Agrokor-Krise: Ex-Chef Todoric kam in London gegen Kaution frei
Zagreb/London (APA) - Der geflüchtete Gründer des überschuldeten kroatischen Konzerns Agrokor, Ivica Todoric, der am Dienstag in London fest...
Zagreb/London (APA) - Der geflüchtete Gründer des überschuldeten kroatischen Konzerns Agrokor, Ivica Todoric, der am Dienstag in London festgenommen wurde, kann seine Auslieferung an Kroatien auf freiem Fuß bekämpfen. Er wurde gegen Kaution von 100.000 Pfund (rund 113.600 Euro) noch am gleichen Tag freigelassen. Die nächste Anhörung vor einem Londoner Gericht ist laut kroatischen Medien für 10. April 2018 angesetzt.
Der mit europäischem Haftbefehl wegen Korruption gesuchte Tycoon hat sich am Dienstag freiwillig der Londoner Polizei gestellt. In einer Gerichtsanhörung widersetzte sich Todoric der Auslieferung an Kroatien, wie die Medien berichteten. Der Richter ließ ihn gegen Kaution gehen, er musste jedoch seinen Pass abgeben und muss eine elektronische Fußfessel tragen.
Zudem darf der Agrokor-Eigentümer die britische Hauptstadt nicht verlassen und muss sich dreimal pro Woche in einer Polizeistation melden. Auch seine Ehefrau, die sich ebenfalls in London aufhält, musste ihren Pass abgeben. Sie darf jedoch reisen, wenn sie ihre Rückkehr mit einem Rückflugticket beweist, berichteten die kroatischen Medien.
„Das ist heute ein kleiner Sieg, aber dennoch ein großer“, sagte Todoric am Dienstagabend beim Verlassen des Gerichts vor Kameras kroatischer Fernsehsender. Er habe vor Gericht nicht die Gelegenheit gehabt, um zu betonen, dass er politisch verfolgt werde, erklärte Todoric. Er kündigte aber an, dass die Öffentlichkeit von ihm bald „viel hören“ werde.
Später meldete sich Todoric wieder über seinen Blog, auf dem er schon bisher alle Vorwürfe zurückgewiesen und die kroatische Regierung beschuldigt hat, einen politischen Prozess gegen ihn zu führen. „Ich werde weder zulassen, dass ich mit einem politischen Dekret ohne Gerichtsprozess verurteilt werde, noch dass man mich zum Schweigen bringt. Was ich zu sagen habe, stört offenbar diejenigen, die mir mein Eigentum weggenommen haben“, schrieb Todoric.
Er betonte, dass er sich deswegen in London befinde, weil seine Menschenrechte „schwer verletzt“ worden seien. „Ich habe das Recht, mich gegen Lügen und Konstrukte zu wehren, mit denen ich als jemand dargestellt werde, der die Gesetze gebrochen hat. Das stimmt nicht, was ich beweisen werde“, fügte er hinzu.
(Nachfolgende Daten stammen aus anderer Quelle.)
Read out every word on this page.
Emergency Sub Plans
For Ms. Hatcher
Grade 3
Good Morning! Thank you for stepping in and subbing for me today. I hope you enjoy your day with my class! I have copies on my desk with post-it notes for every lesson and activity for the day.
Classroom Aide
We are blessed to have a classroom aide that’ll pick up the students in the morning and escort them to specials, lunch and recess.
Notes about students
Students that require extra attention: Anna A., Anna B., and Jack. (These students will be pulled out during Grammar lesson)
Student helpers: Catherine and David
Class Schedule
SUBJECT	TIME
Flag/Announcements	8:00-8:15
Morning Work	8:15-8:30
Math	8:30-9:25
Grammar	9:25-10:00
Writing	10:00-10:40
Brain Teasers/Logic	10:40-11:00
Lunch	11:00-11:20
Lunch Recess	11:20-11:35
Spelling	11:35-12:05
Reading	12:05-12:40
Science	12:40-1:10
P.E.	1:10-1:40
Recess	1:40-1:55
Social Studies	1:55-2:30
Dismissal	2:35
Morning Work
Das Gericht in London lässt sich Berichten zufolge für die Entscheidung über die Auslieferung mehr Zeit, als das mit dem Europäischen Haftbefehl vorgesehen ist, wie der Privatsender N1 am Mittwoch berichtete. Nach EU-Recht muss innerhalb von 60 Tagen über die Auslieferung entschieden werden, in Ausnahmefällen kann die Frist um weitere 30 Tage verlängert werden. Das Gericht habe aber gefunden, dass die Frist von 60 Tagen nicht real sei, um die relevante Dokumentation zu sammeln, weil es sich um einen umfangreichen Fall handle, so der Sender. Diese muss dem Gericht nun bis Anfang März vorgelegt werden.
Die kroatischen Behörden haben seit mehr als zwei Wochen international nach Todoric gefahndet. Dem einst mächtigsten Geschäftsmann des Landes, der über Jahrzehnte den in der gesamten Balkanregion mit Abstand größten Lebensmittel- und Handelskonzern aufgebaut hat, wird u.a. Bilanzfälschung und Untreue vorgeworfen. Zusammen mit ihm werden auch 14 weitere frühere Vorstands- und Aufsichtsratsmitglieder beschuldigt, mindestens 130 Mio. Euro aus Agrokor auf Privatkonten umgeleitet zu haben.
Nachdem der angeschlagene Großkonzern im Frühjahr unter staatliche Kuratel kam, um ihn vor einem drohenden Konkurs zu retten, wurden in den Bilanzen massive Unregelmäßigkeiten in der Buchführung aufgedeckt. Der Konzern soll mit rund 7,7 Mrd. Euro verschuldet sein.